To find the ROI, enhance employee productivity by raising awareness of the best ways to work, productivity tools, facilities, and collaboration methods.
When talking about communications, there’s a lot of confusion about what qualifies as a business outcome. Is it the number of page views your CEO’s memo got on your intranet? How about the average amount of time your employees lingered on the latest video you posted? A growing number of followers for your recruitment team’s Instagram feed?
While all of those metrics have merit, they’re not the ones that will keep your CEO up at night. Below, however, are five things that might. And if you work back from these five, chances are, your comms program will deliver significant value – and keep your CEO happy.
Sales
Driving sales would be dreamy, but isn’t that marketing’s job? Well, yes and no. While marketing teams play many key roles, they don’t always have the tools or experience to deeply engage the sales force. That’s where communicators excel.
Every company has products — so if you take the following sentence seriously as a communications objective, you will make great gains. Build greater understanding among the sales team of our products, our clients, and the marketplace. Put it up in your next staff meeting and see what your peers come up with.
Productivity
Let me guess, your company is a little quirky. It takes a while to learn the ropes. Oh, and there’s always some new tool or process coming along. Guess what? You’re not alone. We are fully enmeshed in an age of rapid change, frequent deployments of new IT, and iterative processes.

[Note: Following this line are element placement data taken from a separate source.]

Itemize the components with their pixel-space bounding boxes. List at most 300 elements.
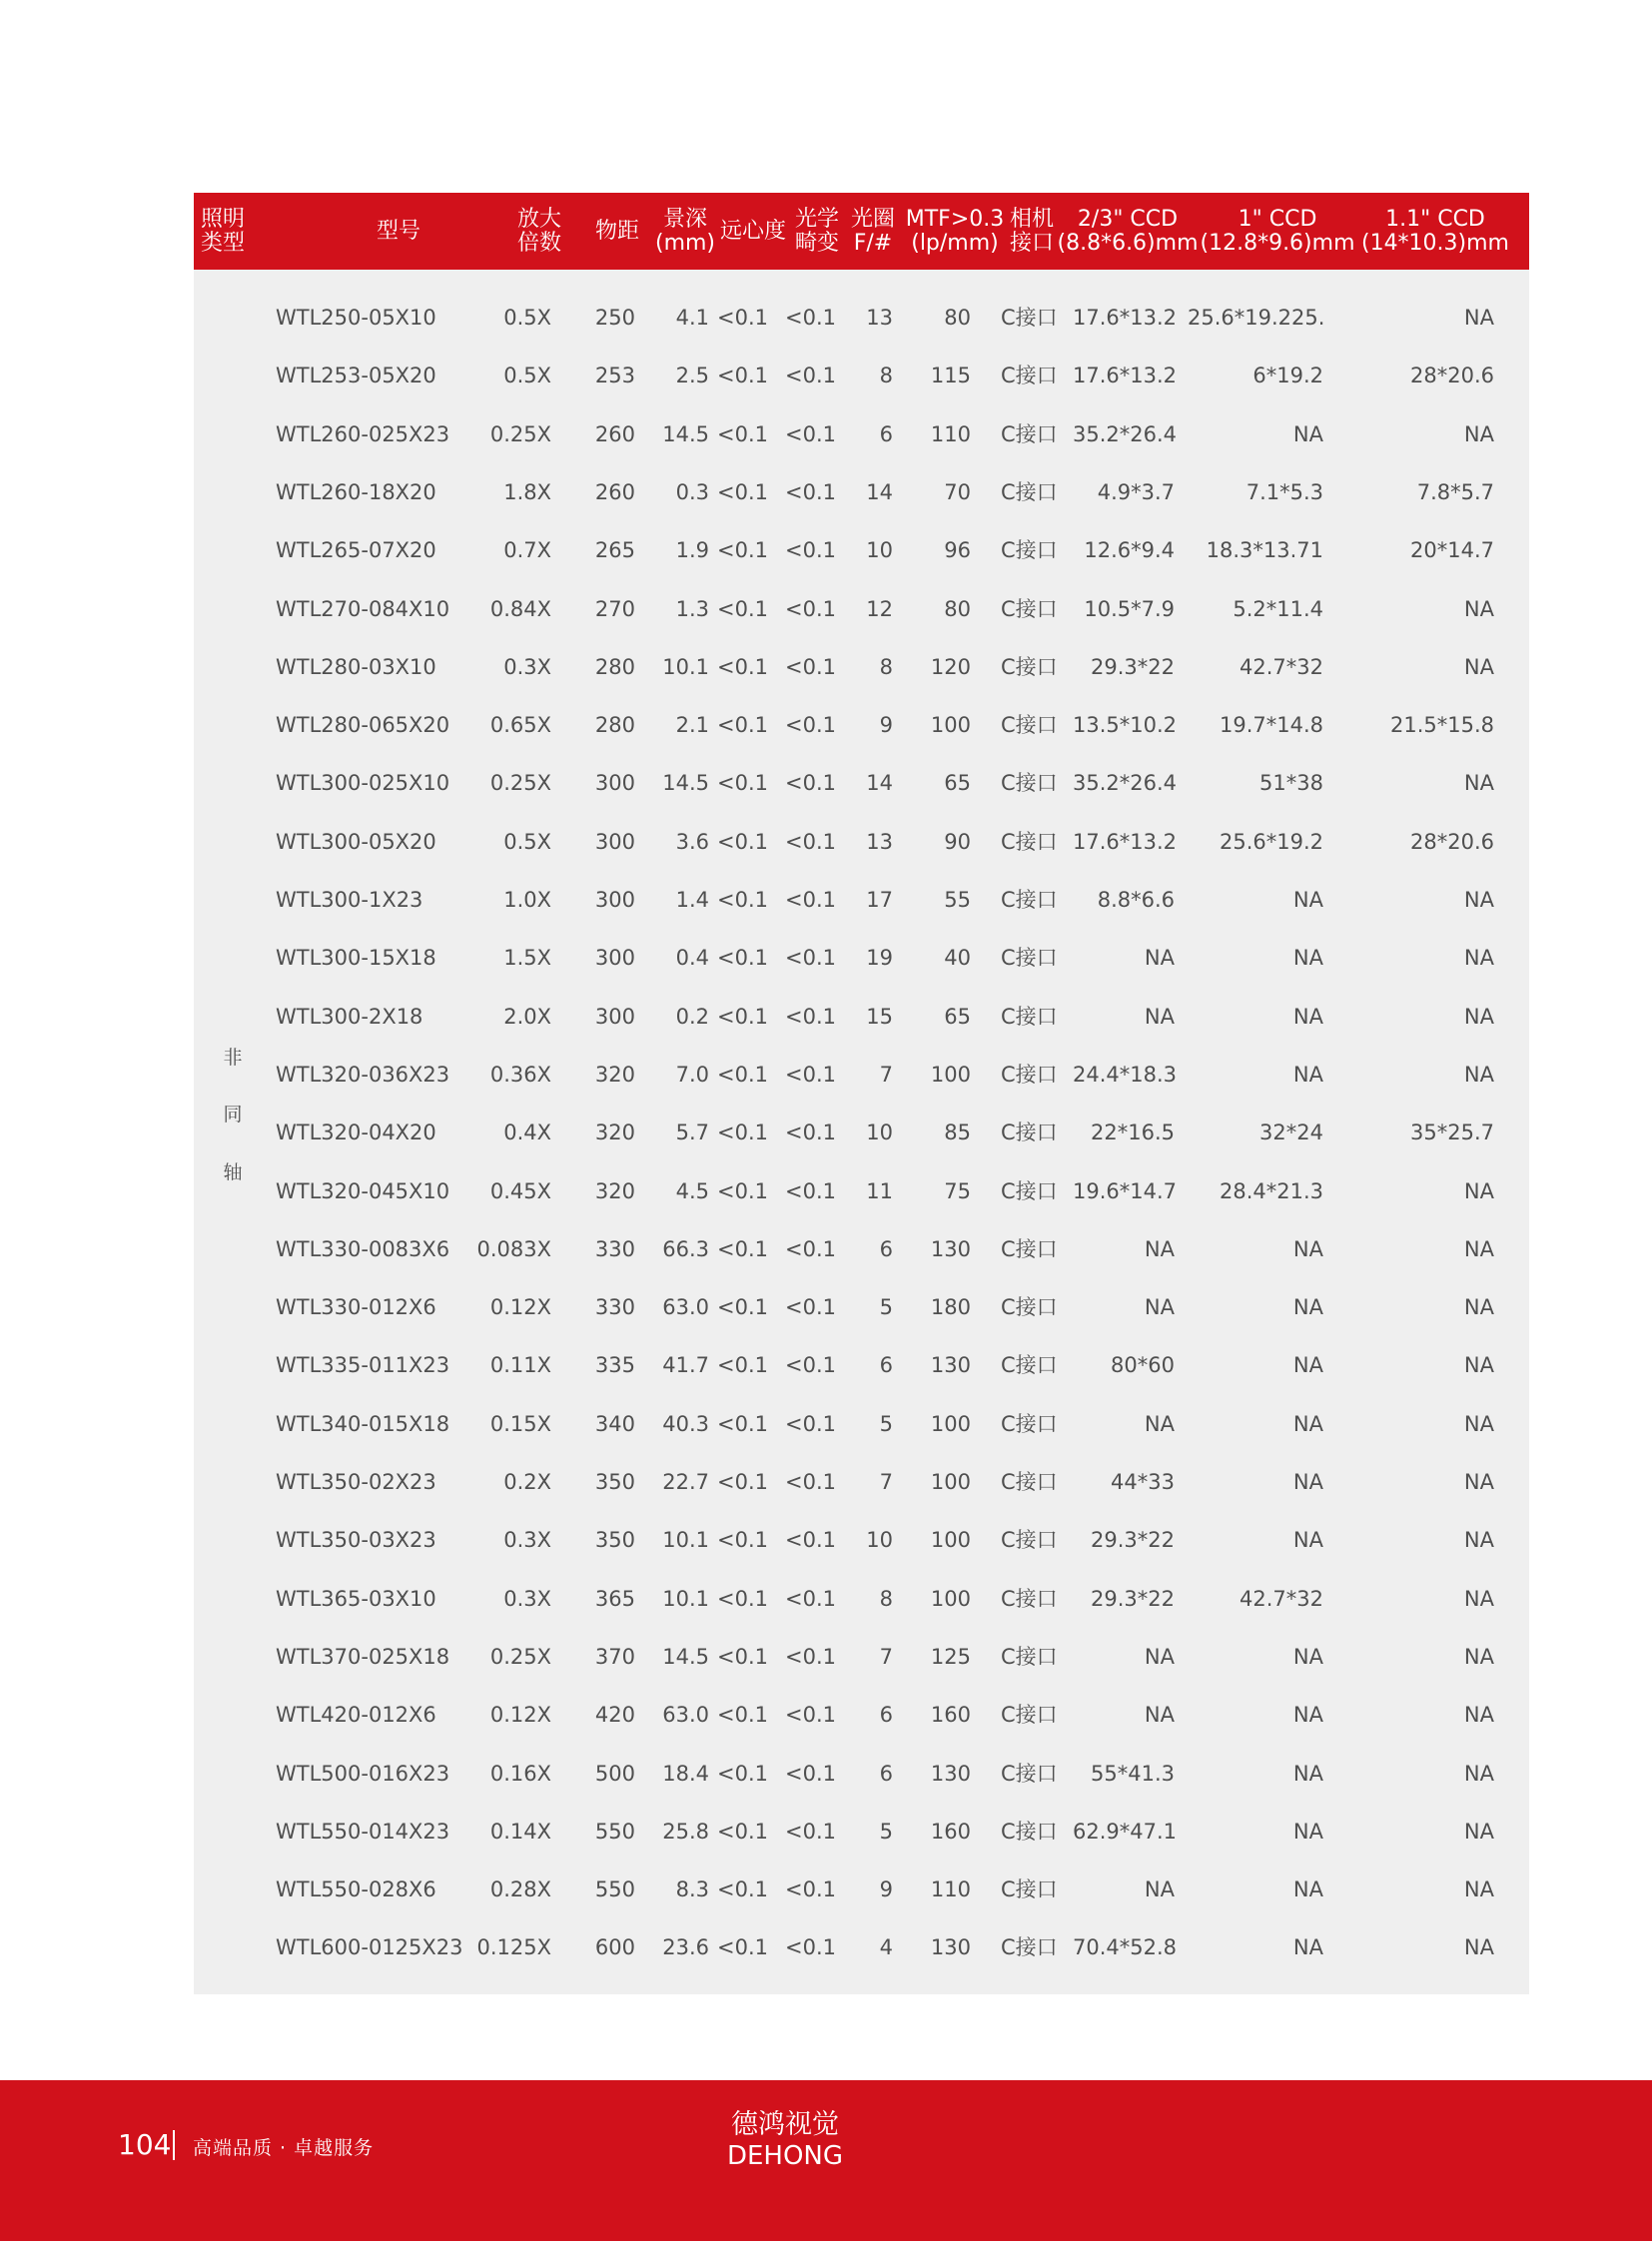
cell-ccd-2-3: 17.6*13.2 [1073, 364, 1178, 387]
cell-mtf: 100 [930, 1470, 971, 1494]
cell-mtf: 160 [930, 1820, 971, 1844]
cell-working-distance: 300 [594, 771, 635, 795]
cell-mount: C接口 [1001, 1295, 1058, 1319]
cell-ccd-1: NA [1292, 1877, 1323, 1901]
cell-aperture: 4 [879, 1935, 893, 1959]
cell-mount: C接口 [1001, 364, 1058, 387]
cell-distortion: <0.1 [785, 1295, 836, 1319]
cell-working-distance: 370 [594, 1645, 635, 1669]
cell-model: WTL300-05X20 [276, 830, 436, 854]
cell-working-distance: 330 [594, 1295, 635, 1319]
cell-telecentricity: <0.1 [717, 1528, 768, 1552]
cell-depth-of-field: 3.6 [675, 830, 709, 854]
cell-ccd-1-1: NA [1463, 1470, 1494, 1494]
cell-telecentricity: <0.1 [717, 1179, 768, 1203]
cell-aperture: 9 [879, 1877, 893, 1901]
cell-ccd-1-1: NA [1463, 655, 1494, 679]
cell-telecentricity: <0.1 [717, 655, 768, 679]
cell-ccd-1: 5.2*11.4 [1233, 597, 1323, 621]
header-lighting-type: 照明 类型 [201, 206, 246, 256]
cell-ccd-2-3: NA [1144, 1645, 1175, 1669]
cell-model: WTL320-045X10 [276, 1179, 450, 1203]
cell-working-distance: 300 [594, 946, 635, 970]
table-row [194, 1462, 1529, 1502]
cell-ccd-1: 42.7*32 [1239, 1587, 1323, 1611]
cell-ccd-1: 32*24 [1259, 1120, 1323, 1144]
cell-working-distance: 335 [594, 1353, 635, 1377]
cell-depth-of-field: 1.4 [675, 888, 709, 912]
cell-model: WTL260-025X23 [276, 422, 450, 446]
cell-ccd-1: 18.3*13.71 [1206, 538, 1323, 562]
cell-mtf: 110 [930, 1877, 971, 1901]
cell-depth-of-field: 25.8 [662, 1820, 709, 1844]
header-working-distance: 物距 [594, 218, 639, 244]
cell-depth-of-field: 7.0 [675, 1063, 709, 1087]
cell-mount: C接口 [1001, 888, 1058, 912]
cell-distortion: <0.1 [785, 422, 836, 446]
cell-ccd-1-1: 28*20.6 [1410, 364, 1494, 387]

Open your ears to the pain points (don’t bother with an elaborate survey — let your own experience be your guide) and see if you can shave a few minutes of suffering off of every employee’s day with a little bit of clarity.
To find the ROI, enhance employee productivity by raising awareness of the best ways to work, productivity tools, facilities, and collaboration methods.
Security
A day doesn’t pass that another company finds itself on the wrong side of a data breach, cyberattack, or careless loss of data. You know who can make a difference? Your employees.
Despite the exciting headlines, it is rarely the case that these problems arise from truly hi-tech tactics. More often than not, the unfortunate event could have been avoided had the company invested in creating a culture of security.
Communications teams can make a company measurably more secure by partnering with security, running anti-phishing and safety-awareness campaigns, and contributing to a careful culture.
Benefits
Short of increasing sales, nothing improves the bottom line like increasing ROI. And that doesn’t have to mean cutting costs. Chances are your organization is spending considerably on providing benefits to its employees.
That investment pays off in many ways — from fewer sick days to more productive and energized employees to better odds on recruiting quality candidates who have heard about your great place to work. But if your employees aren’t using the benefits, they probably aren’t talking to friends and neighbors about them — and they certainly aren’t getting any healthier.
In your next quest for ROI, maximize your return on investment in benefits and employee programs by communicating how to use them wisely.
Recruiting
Last, but certainly not least, contemplate for a moment the cost of hiring and retaining great folks. Whether you are employing recruiters, doling out recruitment bonuses, or spending for online job postings, there are ways that the savvy communicator can pitch in.
At a minimum, think about instrumenting all of your external publications — blogs, press releases, YouTube, and more — with trackable links back to specific open positions. Better yet, feature your rock-star employees in authentic external campaigns — they’ll share with their networks, which are more likely than not filled with great people.
Consider this your new goal: Generate interest in jobs at the company by publishing content aligned with open positions externally, both through employee social sharing and digital channels.
There are many more places for communications teams to drive measurable value — but these provide a good start. And each one has observable behaviors that, with the right level of digital knowhow, can be tracked, measured, and improved to deliver even more benefit.